Подошли бригадир и следователь Лимакин.
— Извините, Семен Трофимович, — обращаясь к прокурору, сказал следователь, — осталось только осмотреть избушку внутри и протокол осмотра места происшествия составить.
— Осматривайте с криминалистом, — ответил прокурор.
Голубев достал из кармана сигаретную пачку «Союз — Аполлон», подобранную на стоянке табора. Подавая ее следователю, сказал:
— Возьми, авось пригодится.
Увидев пачку, бригадир пробасил:
— Это Козаченко курил.
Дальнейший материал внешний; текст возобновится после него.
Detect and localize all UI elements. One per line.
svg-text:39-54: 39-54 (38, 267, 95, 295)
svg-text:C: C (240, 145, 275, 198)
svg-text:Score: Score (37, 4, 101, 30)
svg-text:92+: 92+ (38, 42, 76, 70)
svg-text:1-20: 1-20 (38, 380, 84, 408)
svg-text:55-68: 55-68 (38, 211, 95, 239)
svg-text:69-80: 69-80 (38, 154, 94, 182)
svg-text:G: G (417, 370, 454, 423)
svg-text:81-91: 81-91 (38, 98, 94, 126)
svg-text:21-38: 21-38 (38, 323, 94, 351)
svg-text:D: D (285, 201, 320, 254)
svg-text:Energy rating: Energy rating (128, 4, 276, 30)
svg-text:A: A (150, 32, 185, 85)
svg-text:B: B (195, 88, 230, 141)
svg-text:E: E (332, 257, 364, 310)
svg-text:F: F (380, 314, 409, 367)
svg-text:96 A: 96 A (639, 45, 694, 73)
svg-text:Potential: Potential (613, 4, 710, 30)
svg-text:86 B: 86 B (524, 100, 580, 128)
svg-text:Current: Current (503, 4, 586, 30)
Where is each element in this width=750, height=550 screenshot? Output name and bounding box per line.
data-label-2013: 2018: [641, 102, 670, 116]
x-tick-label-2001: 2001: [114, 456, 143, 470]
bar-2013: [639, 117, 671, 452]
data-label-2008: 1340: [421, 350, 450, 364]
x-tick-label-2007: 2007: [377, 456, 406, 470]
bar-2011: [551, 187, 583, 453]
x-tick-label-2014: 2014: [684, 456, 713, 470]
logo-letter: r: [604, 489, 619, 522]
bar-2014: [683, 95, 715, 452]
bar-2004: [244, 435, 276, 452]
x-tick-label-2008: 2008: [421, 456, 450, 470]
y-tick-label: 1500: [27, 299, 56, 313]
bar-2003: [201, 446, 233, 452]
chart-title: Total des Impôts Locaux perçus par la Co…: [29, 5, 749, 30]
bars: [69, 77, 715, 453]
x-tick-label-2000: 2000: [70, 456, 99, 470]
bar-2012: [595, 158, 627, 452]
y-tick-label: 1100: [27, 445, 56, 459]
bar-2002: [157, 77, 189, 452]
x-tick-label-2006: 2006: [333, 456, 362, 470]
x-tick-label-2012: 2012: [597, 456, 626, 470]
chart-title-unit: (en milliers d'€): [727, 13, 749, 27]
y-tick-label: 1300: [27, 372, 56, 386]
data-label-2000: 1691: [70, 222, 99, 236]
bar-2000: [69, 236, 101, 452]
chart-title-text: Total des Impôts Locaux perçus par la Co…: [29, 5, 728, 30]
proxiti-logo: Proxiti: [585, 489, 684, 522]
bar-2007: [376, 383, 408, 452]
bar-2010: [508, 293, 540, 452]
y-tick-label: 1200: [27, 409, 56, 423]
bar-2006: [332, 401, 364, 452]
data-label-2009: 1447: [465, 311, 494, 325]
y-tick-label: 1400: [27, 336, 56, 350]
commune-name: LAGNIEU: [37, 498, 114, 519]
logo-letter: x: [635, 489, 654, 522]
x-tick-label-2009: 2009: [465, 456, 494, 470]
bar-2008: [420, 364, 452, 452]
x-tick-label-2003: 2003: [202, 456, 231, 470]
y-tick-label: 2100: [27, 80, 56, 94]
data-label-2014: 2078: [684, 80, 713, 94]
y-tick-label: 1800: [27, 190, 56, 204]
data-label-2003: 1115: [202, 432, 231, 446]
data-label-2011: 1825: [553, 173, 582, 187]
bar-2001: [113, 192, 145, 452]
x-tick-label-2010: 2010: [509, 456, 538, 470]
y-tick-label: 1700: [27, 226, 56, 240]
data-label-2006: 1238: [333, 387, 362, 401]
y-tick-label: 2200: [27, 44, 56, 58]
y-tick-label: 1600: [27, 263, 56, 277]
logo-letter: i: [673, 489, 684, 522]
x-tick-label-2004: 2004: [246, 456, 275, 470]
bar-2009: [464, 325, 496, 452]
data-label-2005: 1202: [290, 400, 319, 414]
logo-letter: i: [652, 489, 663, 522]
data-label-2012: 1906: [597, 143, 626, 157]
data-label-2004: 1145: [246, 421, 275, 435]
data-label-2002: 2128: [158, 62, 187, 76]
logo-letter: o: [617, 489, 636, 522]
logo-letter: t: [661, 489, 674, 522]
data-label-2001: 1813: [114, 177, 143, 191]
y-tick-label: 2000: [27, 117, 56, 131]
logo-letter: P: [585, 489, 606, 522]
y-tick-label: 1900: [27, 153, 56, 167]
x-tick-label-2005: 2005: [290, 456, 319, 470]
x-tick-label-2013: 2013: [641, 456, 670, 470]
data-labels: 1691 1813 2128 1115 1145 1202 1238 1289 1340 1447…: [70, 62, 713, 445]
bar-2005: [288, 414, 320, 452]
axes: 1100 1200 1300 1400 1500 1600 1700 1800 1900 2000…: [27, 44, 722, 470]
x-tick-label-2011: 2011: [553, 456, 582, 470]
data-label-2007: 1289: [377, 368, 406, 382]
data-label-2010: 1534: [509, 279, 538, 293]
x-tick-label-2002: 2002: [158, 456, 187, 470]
Другие цыгане «Севером» да «Примой» перебивались, а он чуть не весь запас «Союза — Аполлона» в серебровском магазине закупил.
— Хорошо цыгане здесь зарабатывали? — спросил прокурор.
— За последнюю неделю около двухсот рублей вышло. Наряды у меня в столе лежат, можно подсчитать.
— О Розе какого мнения?
Бригадир махнул рукой:
— Семнадцатилетняя свиристелка. Пляшет, поет, гадает, ребятам подмигивает. Внешностью очень смазливая, вот Гриня за ней и приударил.
— Сколько же лет Репьеву было?
— Тридцать еще не исполнилось. Мертвый он значительно старше выглядит.
— Холостяк?
— Да.
— Увлекался женщинами?
— Не сказал бы. Впервые на него какая-то дурь с этой цыганочкой нашла. Видимо, судьба…
Помолчали. Прокурор опять спросил:
— Слушай, Гвоздарев, а из местных никто с Репьевым не мог счеты свести?
Бригадир отрицательно крутнул головой:
— Нет, Семен Трофимыч, за местных я ручаюсь. Гриня, конечно, не ангелом был, и прозвище «Баламут» к нему не случайно прилипло. Иной раз, как выпьет, зубатился, бывало, с людьми, но из наших селян на убийство ни один человек не решится.
— А из гостей?..
— Гости в Серебровку, обычно, по субботам да воскресеньям наведываются, а сегодня — средина недели.